July 16, 2019
On June 11, 2019, in the Matter of Eighth Jud. Dist. Asbestos Litig., (___NY3d___, 2019 NY Slip Op 04640, [2019]) New York State’s highest court, reversed the decision of the intermediate appellate court and reinstated an order of the trial Court denying a defendant’s motion for summary judgment. The motion had been granted on appeal under a theory that its coke ovens should not be considered “products” in the context of a New York products liability lawsuit. Coke ovens are used to heat coal to create coke.Coke, in turn, is used in the steel industry as fuel.Coke ovens tend to be fairly large and are a specialized piece of equipment.In this particular instance, they were large brick ovens built into a massive multi-story “battery” structure.
The estate of a deceased coke oven worker brought a failure to warn suit against the manufacturer of the coke ovens used at the Bethlehem Steel Lackawanna plant in the Buffalo, New York area.Necessarily, the estate took the position that the coke ovens were “products” under New York Law. “In New York, a product is considered ‘defective,’ and the manufacturer liable, if the product: (1) ‘contains a manufacturing flaw,’ (2) ‘is defectively designed,’ or (3) ‘is not accompanied by adequate warnings for the use of the product’” (Matter of Eighth Jud. Dist. Asbestos Litig., ___NY3d___, 2019 NY Slip Op 04640, [2019] citing Liriano v Hobart Corp., 92 NY2d 232, 237, [1998]).In the case at issue, it was alleged that the decedent had been exposed to years of hazardous emissions from the ovens resulting in cancer and death.The estate essentially argued the ovens should have borne adequate warnings of the risks associated with their use.They bore no such warnings.
The successor company of the manufacturer of the coke ovens filed a motion for summary judgment. As the movant, the manufacturer had the burden of establishing that the coke ovens were not “products” but failed to do so, according to the Court of Appeals. The manufacturer argued that the coke ovens at the plant were not, in fact, “products” under New York law and thus, that strict products liability and a duty to warn did not apply to the manufacturer. Specifically, the manufacturer focused on the fact that the ovens were built along with the structure at the Lackawanna plant and could not function on their own.The manufacturer argued that the ovens were not “installed” and that the ovens were constructed to the specifications of Bethlehem Steel. The manufacturer essentially took the position that it was an advisor or general contractor to Bethlehem Steel, rather than a fabricator of products.
At the trial Court level, the New York State Supreme Court, County of Erie, denied the manufacturer’s motion. On appeal, the Supreme Court Appellate Division, Fourth Department reversed. The Court of Appeals then reversed the Appellate Division and remanded the case for trial.
The Court of Appeals reasoned in the decision that the manufacturer had exercised sufficient control over the manner in which, the ovens at the Lackawanna plant were designed, built, and installed to deem them products for purposes of the suit.This was despite the fact that the Bethlehem Steel company had played a significant role in the design of the ovens at its plant.
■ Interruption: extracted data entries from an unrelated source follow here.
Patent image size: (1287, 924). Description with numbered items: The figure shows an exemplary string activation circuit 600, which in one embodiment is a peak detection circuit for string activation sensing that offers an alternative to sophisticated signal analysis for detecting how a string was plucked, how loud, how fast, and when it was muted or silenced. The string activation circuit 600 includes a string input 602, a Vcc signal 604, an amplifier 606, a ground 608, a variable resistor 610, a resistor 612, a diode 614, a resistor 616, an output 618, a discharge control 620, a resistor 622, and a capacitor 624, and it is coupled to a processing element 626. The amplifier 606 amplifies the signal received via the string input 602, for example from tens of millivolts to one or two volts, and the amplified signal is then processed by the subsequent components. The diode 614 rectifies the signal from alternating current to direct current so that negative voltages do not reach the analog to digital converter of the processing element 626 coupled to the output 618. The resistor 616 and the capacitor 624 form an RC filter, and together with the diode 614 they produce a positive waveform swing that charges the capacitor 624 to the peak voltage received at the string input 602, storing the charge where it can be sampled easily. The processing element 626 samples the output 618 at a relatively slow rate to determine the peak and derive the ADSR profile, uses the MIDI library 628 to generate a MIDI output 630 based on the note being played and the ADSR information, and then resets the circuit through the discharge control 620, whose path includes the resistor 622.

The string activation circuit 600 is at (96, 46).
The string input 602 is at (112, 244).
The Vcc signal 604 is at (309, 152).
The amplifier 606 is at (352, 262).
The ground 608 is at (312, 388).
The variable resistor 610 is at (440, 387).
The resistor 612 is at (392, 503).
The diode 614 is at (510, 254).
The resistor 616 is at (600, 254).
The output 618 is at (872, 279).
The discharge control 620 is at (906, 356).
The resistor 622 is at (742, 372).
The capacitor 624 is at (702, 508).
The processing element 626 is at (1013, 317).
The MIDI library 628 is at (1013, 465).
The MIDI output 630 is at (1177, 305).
The Court of Appeals held that contrary to the arguments of the manufacturer of the ovens, it was not merely in an advisory role.Rather, it was engaged in the manufacture of products that were sold nationwide with the common purpose of making coke. That the ovens at the Bethlehem Steel plant were of a size and quantity specific to the particular plant was of no moment as the manufacturer was in the business of designing and building such ovens nationwide.
In addition to analyzing the design and construction process, the Court of Appeals held that the manufacturer was responsible for placing the ovens into the chain of commerce and was also in the best position to assess the safety and suitability of the ovens for their intended purpose because it had special knowledge about the ovens and their respective purposes. The Court reiterated that public policy supports determining that the coke ovens were a “product” and that there is no concrete definition of what makes a thing a “product.” Rather, the courts will evaluate the facts of each contrivance and the public policy implications for imposing liability, and then determine whether liability will lie.The case was remanded for trial, which is scheduled for 2020.
In a well-reasoned dissent, Associate Judge of the Court of Appeals, Leslie Stein, took the position that the unique relationship of Bethlehem Steel to the manufacturer of the coke ovens, coupled with the limited, non-mass-produced nature of the ovens, and the fact that coke ovens cannot work without being part of a battery, supported the theory that the ovens were not “products.” Rather, Judge Stein took the position that the coke ovens were more akin to improvements to real property that are usually not considered products. She reasoned that because coke ovens were only sold to a select number of sophisticated steel companies, they did not implicate the public policy concerns brought about by mass-production.Also, she indicated that Bethlehem Steel had sufficient knowledge of the risks posed by coke ovens.
This case is significant in that it may be the harbinger of expanded liability for general contractors that engaged in making improvements to real property at steel and other large plants, whether the improvements were mass-produced or tailored to the individual plant. Defendants facing lawsuits under such circumstances should focus on the reasoning in the dissent of Judge Stein and draw distinctions between their activities and those of the coke manufacturer in this recent decision.